Councils still assess eligibility and allocate resources, but we’ve known for decades that letting people choose and pay for their own care works better.
Two recent high court judgments – Oxfordshire v Davey and Merton v JF – highlight the ways councils assess eligibility for social care and allocate resources. One vital issue they underline has so far gone completely under the radar: personal budgets.
When the Care Act came into effect in 2014, it was hailed as the most significant change in social care law for 60 years. A key measure was to make it a legal duty for councils to provide all service users with a personal budget.
The change was built on the premise that an up-front allocation of money would empower a person to choose the support they think will work best for them – instead of councils controlling what their needs were and how to meet them. The allocation would be calculated using a resource allocation system, a formula predicting how much support they would need, which could be adjusted once the person’s actual needs were known. The person would then be given the cash as a direct payment to manage themselves or the local authority would handle it as a council-managed budget. But either way, the same principle – a person should choose their own support using a sum of money – would apply.
The two high court judgments both concerned service users seeking legal redress against councils that had significantly reduced their levels of support. They brought into sharp focus how decisions were made about what services would be provided and at what cost.
But in the two very detailed court judgments – totalling 35,000 words – there is not a single mention of an “up-front allocation” or “resource allocation system”. These concepts played no part in either claimant’s case against the councils, nor in the councils’ defences, nor in the judges’ deliberations. It’s as if the personal budget strategy did not exist.
The term personal budget is used, but it means no more than the financial value of services the councils offered to meet the needs it had decided were eligible. This is precisely the meaning given to personal budget by the Care Act, which leaves unchanged the power of councils to decide what needs it will meet and what resources are required to meet them.
The effect is that “personal budget” simply replaces “care package” to describe the offer made to a person. Stripped of its transformative ambitions, it has become a phantom policy. New words to describe the same old, same old.
Yet politicians and social care leaders continue to proclaim the transformative ability of personal budgets. Surveys of personal budget holders carried out by Think Local Act Personal (TLAP), for example, have created a false and misleading narrative. Asking people if their personal budget has improved their lives is bound to elicit a different response if people understand personal budget to simply refer to the services they receive.
The most recent survey adds a new question, perhaps amid concerns that councils may not even be telling people what their up-front allocation is.

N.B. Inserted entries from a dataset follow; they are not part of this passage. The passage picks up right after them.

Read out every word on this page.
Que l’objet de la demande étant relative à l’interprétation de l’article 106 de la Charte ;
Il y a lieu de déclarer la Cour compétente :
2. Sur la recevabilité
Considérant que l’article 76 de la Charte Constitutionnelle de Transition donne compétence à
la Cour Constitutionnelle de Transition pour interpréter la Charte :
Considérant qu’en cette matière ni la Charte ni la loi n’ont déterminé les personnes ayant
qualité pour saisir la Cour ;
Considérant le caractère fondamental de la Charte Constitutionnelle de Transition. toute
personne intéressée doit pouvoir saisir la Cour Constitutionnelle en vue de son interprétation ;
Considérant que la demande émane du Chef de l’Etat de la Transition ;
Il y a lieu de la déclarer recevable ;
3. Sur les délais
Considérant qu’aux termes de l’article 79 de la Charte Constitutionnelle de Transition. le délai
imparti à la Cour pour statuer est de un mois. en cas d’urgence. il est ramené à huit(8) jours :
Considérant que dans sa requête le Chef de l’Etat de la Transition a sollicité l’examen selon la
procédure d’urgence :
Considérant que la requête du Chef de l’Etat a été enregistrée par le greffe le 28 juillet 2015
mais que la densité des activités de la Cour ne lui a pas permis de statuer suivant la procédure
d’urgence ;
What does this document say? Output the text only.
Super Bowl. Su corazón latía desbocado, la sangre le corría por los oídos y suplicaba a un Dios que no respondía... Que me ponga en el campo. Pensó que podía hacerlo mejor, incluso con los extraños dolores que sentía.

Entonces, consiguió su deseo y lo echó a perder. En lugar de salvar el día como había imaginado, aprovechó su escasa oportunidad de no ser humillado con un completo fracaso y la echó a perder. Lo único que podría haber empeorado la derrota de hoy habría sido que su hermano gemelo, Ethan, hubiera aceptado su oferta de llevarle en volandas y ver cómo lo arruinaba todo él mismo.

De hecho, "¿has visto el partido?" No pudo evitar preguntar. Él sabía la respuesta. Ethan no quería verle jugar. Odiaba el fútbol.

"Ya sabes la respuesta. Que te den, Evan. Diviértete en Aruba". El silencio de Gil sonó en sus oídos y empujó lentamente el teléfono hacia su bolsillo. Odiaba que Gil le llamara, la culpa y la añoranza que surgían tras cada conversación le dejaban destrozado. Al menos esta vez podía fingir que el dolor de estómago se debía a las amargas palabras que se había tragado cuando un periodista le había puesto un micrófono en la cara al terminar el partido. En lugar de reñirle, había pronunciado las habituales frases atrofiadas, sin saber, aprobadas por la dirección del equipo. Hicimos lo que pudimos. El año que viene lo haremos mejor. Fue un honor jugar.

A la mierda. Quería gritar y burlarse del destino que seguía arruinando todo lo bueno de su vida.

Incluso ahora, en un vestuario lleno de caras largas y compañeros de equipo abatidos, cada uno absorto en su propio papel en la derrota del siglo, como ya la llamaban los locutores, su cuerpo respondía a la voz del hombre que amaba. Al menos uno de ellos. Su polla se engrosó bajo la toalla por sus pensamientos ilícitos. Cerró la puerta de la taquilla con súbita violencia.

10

The report’s pre-amble states that a personal budget means “knowing, before care and support planning begins, an estimate of how much money will be available”. Yet the question put to respondents substitutes the word “before” with “when”. This may seem inconsequential, but it is not. “When” extends the time span to include the whole process – so it’s not clear at what point service users are being told how much money they have to spend on their care. Only 50% of respondents said they knew their personal budget when their support was planned.
A separate survey by TLAP on the impact of the Care Act found that it is yet to make the difference hoped for. The survey did find satisfaction from a small number of people using direct payments who organised their own support and managed their day-to-day support plans. But we have known this works since the early 1990s, when the independent living movement successfully made the case for the introduction of direct payments. We also know the “small number” has scarcely risen above 5% of service users in its 20-year history [pdf].
We have a two-tier service: the great majority of service users are subject to the same depersonalising and disempowering system that existed before the Care Act. Clinging to the false belief that change is on the way is preventing us from facing up to the real challenges. Councils continue to call all the important shots. The system must be transformed into one that is truly personalised for all, not just a small minority.